Kuwait Airways v. PAL (G.R. No. 156087)


Kuwait Airways and Philippine Airlines (PAL) entered into a Commercial Agreement to assist each other to develop traffic on the route Kuwait-Bangkok-Manila and vice-versa. Under the said agreement, Kuwait Airways obligated itself to share with PAL revenue earned from the uplift of passengers between Kuwait and Manila and vice-versa. Sometime later, delegations from Philippines and Kuwait (Philippine Panel and Kuwait Panel) met and agreed that effective upon the signing of the Confidential Memorandum of Understanding (CMU), the exercise of the third and fourth freedom traffic rights shall not be subject to any royalty payment or commercial agreements. The Philippine Panel composed of officials from CAB, DFA, and PAL and headed by the Executive Director of the CAB signed the CMU – in behalf of the Philippine Government. A month later, petitioner sent a letter informing PAL that by virtue of the CMU the termination of the royalty payment is in effect. PAL insisted that the Agreement should continue to be in force and petitioner is still obligated to pay PAL revenue until such date. Petitioner refusing to pay, PAL filed a complaint before the RTC which ruled in its favor. Hence this petition.

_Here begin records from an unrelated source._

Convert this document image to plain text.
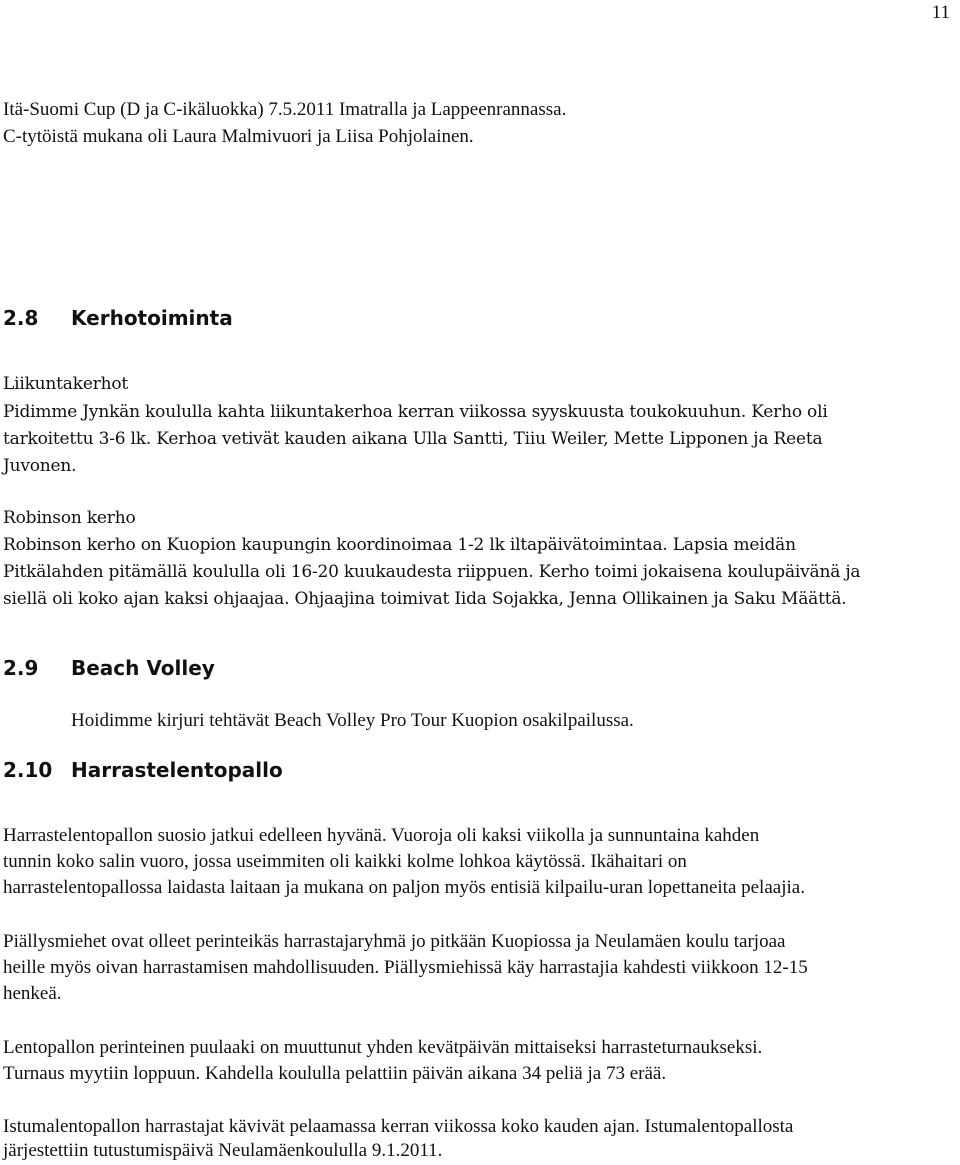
11
Itä-Suomi Cup (D ja C-ikäluokka) 7.5.2011 Imatralla ja Lappeenrannassa.
C-tytöistä mukana oli Laura Malmivuori ja Liisa Pohjolainen.
2.8 Kerhotoiminta
Liikuntakerhot
Pidimme Jynkän koululla kahta liikuntakerhoa kerran viikossa syyskuusta toukokuuhun. Kerho oli
tarkoitettu 3-6 lk. Kerhoa vetivät kauden aikana Ulla Santti, Tiiu Weiler, Mette Lipponen ja Reeta
Juvonen.
Robinson kerho
Robinson kerho on Kuopion kaupungin koordinoimaa 1-2 lk iltapäivätoimintaa. Lapsia meidän
Pitkälahden pitämällä koululla oli 16-20 kuukaudesta riippuen. Kerho toimi jokaisena koulupäivänä ja
siellä oli koko ajan kaksi ohjaajaa. Ohjaajina toimivat Iida Sojakka, Jenna Ollikainen ja Saku Määttä.
2.9 Beach Volley
Hoidimme kirjuri tehtävät Beach Volley Pro Tour Kuopion osakilpailussa.
2.10 Harrastelentopallo
Harrastelentopallon suosio jatkui edelleen hyvänä. Vuoroja oli kaksi viikolla ja sunnuntaina kahden
tunnin koko salin vuoro, jossa useimmiten oli kaikki kolme lohkoa käytössä. Ikähaitari on
harrastelentopallossa laidasta laitaan ja mukana on paljon myös entisiä kilpailu-uran lopettaneita pelaajia.
Piällysmiehet ovat olleet perinteikäs harrastajaryhmä jo pitkään Kuopiossa ja Neulamäen koulu tarjoaa
heille myös oivan harrastamisen mahdollisuuden. Piällysmiehissä käy harrastajia kahdesti viikkoon 12-15
henkeä.
Lentopallon perinteinen puulaaki on muuttunut yhden kevätpäivän mittaiseksi harrasteturnaukseksi.
Turnaus myytiin loppuun. Kahdella koululla pelattiin päivän aikana 34 peliä ja 73 erää.
Istumalentopallon harrastajat kävivät pelaamassa kerran viikossa koko kauden ajan. Istumalentopallosta
järjestettiin tutustumispäivä Neulamäenkoululla 9.1.2011.
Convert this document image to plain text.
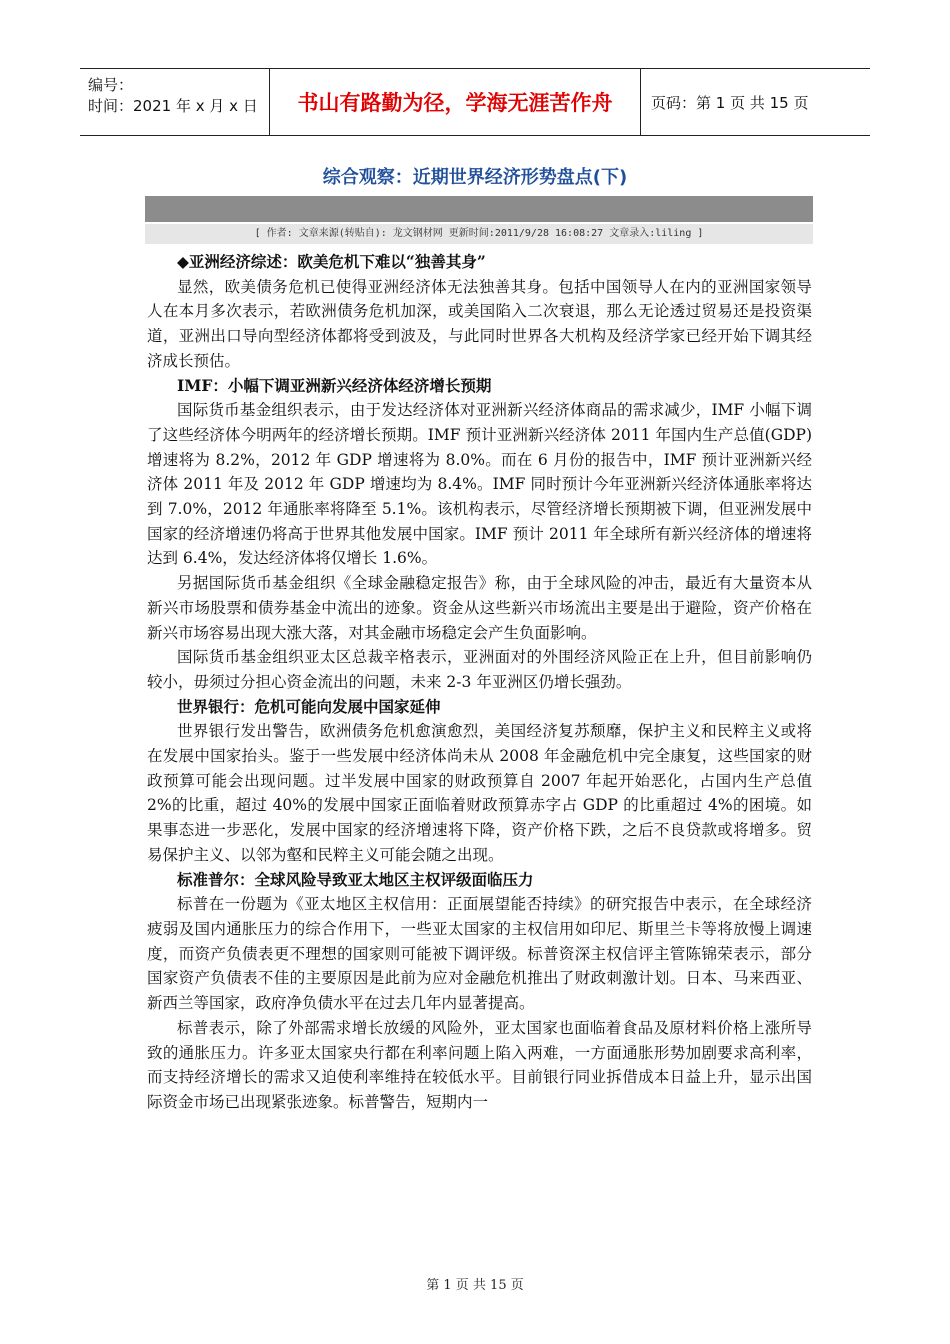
编号：
时间：2021 年 x 月 x 日	书山有路勤为径，学海无涯苦作舟	页码：第 1 页 共 15 页
综合观察：近期世界经济形势盘点(下)
[ 作者: 文章来源(转贴自): 龙文钢材网 更新时间:2011/9/28 16:08:27 文章录入:liling ]

◆亚洲经济综述：欧美危机下难以“独善其身”

显然，欧美债务危机已使得亚洲经济体无法独善其身。包括中国领导人在内的亚洲国家领导人在本月多次表示，若欧洲债务危机加深，或美国陷入二次衰退，那么无论透过贸易还是投资渠道，亚洲出口导向型经济体都将受到波及，与此同时世界各大机构及经济学家已经开始下调其经济成长预估。

IMF：小幅下调亚洲新兴经济体经济增长预期

国际货币基金组织表示，由于发达经济体对亚洲新兴经济体商品的需求减少，IMF 小幅下调了这些经济体今明两年的经济增长预期。IMF 预计亚洲新兴经济体 2011 年国内生产总值(GDP)增速将为 8.2%，2012 年 GDP 增速将为 8.0%。而在 6 月份的报告中，IMF 预计亚洲新兴经济体 2011 年及 2012 年 GDP 增速均为 8.4%。IMF 同时预计今年亚洲新兴经济体通胀率将达到 7.0%，2012 年通胀率将降至 5.1%。该机构表示，尽管经济增长预期被下调，但亚洲发展中国家的经济增速仍将高于世界其他发展中国家。IMF 预计 2011 年全球所有新兴经济体的增速将达到 6.4%，发达经济体将仅增长 1.6%。

另据国际货币基金组织《全球金融稳定报告》称，由于全球风险的冲击，最近有大量资本从新兴市场股票和债券基金中流出的迹象。资金从这些新兴市场流出主要是出于避险，资产价格在新兴市场容易出现大涨大落，对其金融市场稳定会产生负面影响。

国际货币基金组织亚太区总裁辛格表示，亚洲面对的外围经济风险正在上升，但目前影响仍较小，毋须过分担心资金流出的问题，未来 2-3 年亚洲区仍增长强劲。

世界银行：危机可能向发展中国家延伸

世界银行发出警告，欧洲债务危机愈演愈烈，美国经济复苏颓靡，保护主义和民粹主义或将在发展中国家抬头。鉴于一些发展中经济体尚未从 2008 年金融危机中完全康复，这些国家的财政预算可能会出现问题。过半发展中国家的财政预算自 2007 年起开始恶化，占国内生产总值 2%的比重，超过 40%的发展中国家正面临着财政预算赤字占 GDP 的比重超过 4%的困境。如果事态进一步恶化，发展中国家的经济增速将下降，资产价格下跌，之后不良贷款或将增多。贸易保护主义、以邻为壑和民粹主义可能会随之出现。

标准普尔：全球风险导致亚太地区主权评级面临压力

标普在一份题为《亚太地区主权信用：正面展望能否持续》的研究报告中表示，在全球经济疲弱及国内通胀压力的综合作用下，一些亚太国家的主权信用如印尼、斯里兰卡等将放慢上调速度，而资产负债表更不理想的国家则可能被下调评级。标普资深主权信评主管陈锦荣表示，部分国家资产负债表不佳的主要原因是此前为应对金融危机推出了财政刺激计划。日本、马来西亚、新西兰等国家，政府净负债水平在过去几年内显著提高。

标普表示，除了外部需求增长放缓的风险外，亚太国家也面临着食品及原材料价格上涨所导致的通胀压力。许多亚太国家央行都在利率问题上陷入两难，一方面通胀形势加剧要求高利率，而支持经济增长的需求又迫使利率维持在较低水平。目前银行同业拆借成本日益上升，显示出国际资金市场已出现紧张迹象。标普警告，短期内一

第 1 页 共 15 页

Whether or not CAB can compel PAL to terminate the Commercial Agreement with petitioner.

Ruling: NO.

[We do not doubt that the CAB, in the exercise of its statutory mandate, has the power to compel Philippine Airlines to immediately terminate its Commercial Agreement with Kuwait Airways pursuant to the CMU. Considering that it is the Philippine government that has the sole authority to charter air policy and negotiate with foreign governments with respect to air traffic rights, the government through the CAB has the indispensable authority to compel local air carriers to comply with government determined policies, even at the expense of economic rights.]

However, this is not a case where the CAB had duly exercised its regulatory authority over a local airline in order to implement or further government air policy. What happened instead was an officer of the CAB, acting in behalf not of the Board but of the Philippine government, had committed to a foreign nation the immediate abrogation of Philippine Airlines’ commercial agreement with Kuwait Airways.

Nor can we presume, simply because Dr. Linlingan, Executive Director of the CAB had signed the CMU in behalf of the Philippine Panel that he could have done so bearing the authority of the Board, in the exercise of regulatory jurisdiction over Philippine Airlines. For one, the CAB is a collegial body composed of five members and no one member–even the chairman–can act in behalf of the entire Board. The Board is disabled from performing as such without a quorum. For another, the Executive Director of the CAB is not even a member of the Board, per R.A. No. 776, as amended.

*The general rule is CAB has the power to regulate the airline companies/air transportation industry BUT this case is an exception.